Ventus will be eligible for up to $633 million in milestone payments while also keeping hold of its brain-penetrant NLRP3 inhibitor program, dubbed VENT-02. Both VENT-01 and VENT-02 are yet to enter clinical trials.
NLRP3 inflammasomes are protein complexes that are part of the body’s natural defense against pathogens. They are responsible for activating the inflammatory response, which releases interleukins to combat infection. Diet, environmental stresses or genetics can knock this process off-balance, driving the onset and progression of various conditions such as metabolic, fibrotic, autoimmune and neurodegenerative diseases.
“NLRP3 is a biologically relevant target with significant potential across a number of liver, kidney and cardiometabolic diseases,” said Karin Conde-Knape, senior vice president of global drug discovery at Novo Nordisk, in a Sept. 29 release. “Ventus has developed a highly differentiated NLRP3 inhibitor program with best-in-class properties and compelling preclinical results.”

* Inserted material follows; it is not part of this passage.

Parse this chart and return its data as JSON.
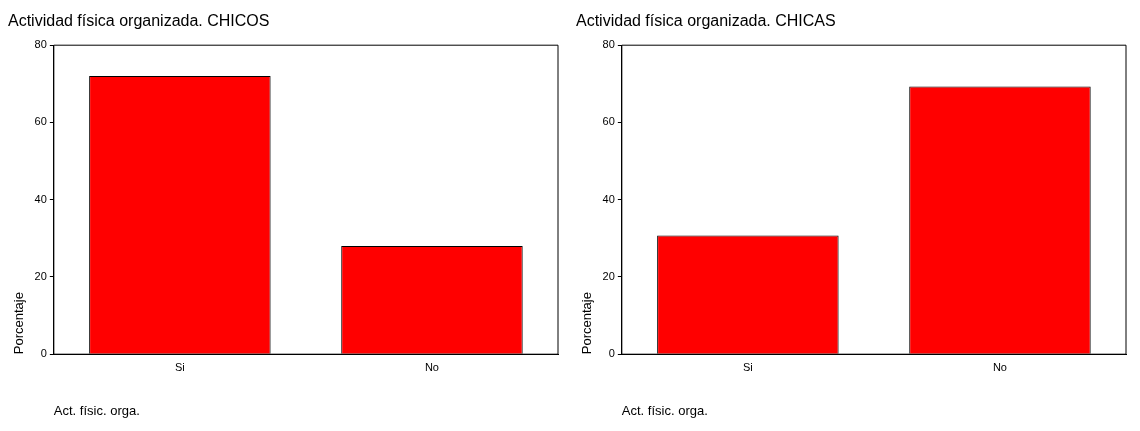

Ventus has one other unpartnered NLRP3 program that’s in an earlier stage of development: VENT-05, designed to target respiratory and rheumatology conditions. The company has found no shortage of investors for its NLRP3 ambitions, closing a $140 million series C round in February.
Novo’s move follows Bristol Myers Squibb’s acquisition of IFM Therapeutics in 2018, the same year Roche subsidiary Genentech bought Jecure Therapeutics for its NLRP3 inhibitors. Novartis then scooped up some NLRP3 assets from IFM subsidiaries the following year, before Roche returned to the game with a 380 million euro upfront payment to acquire Inflazome and its pipeline of oral NLRP3 inhibitors a year ago.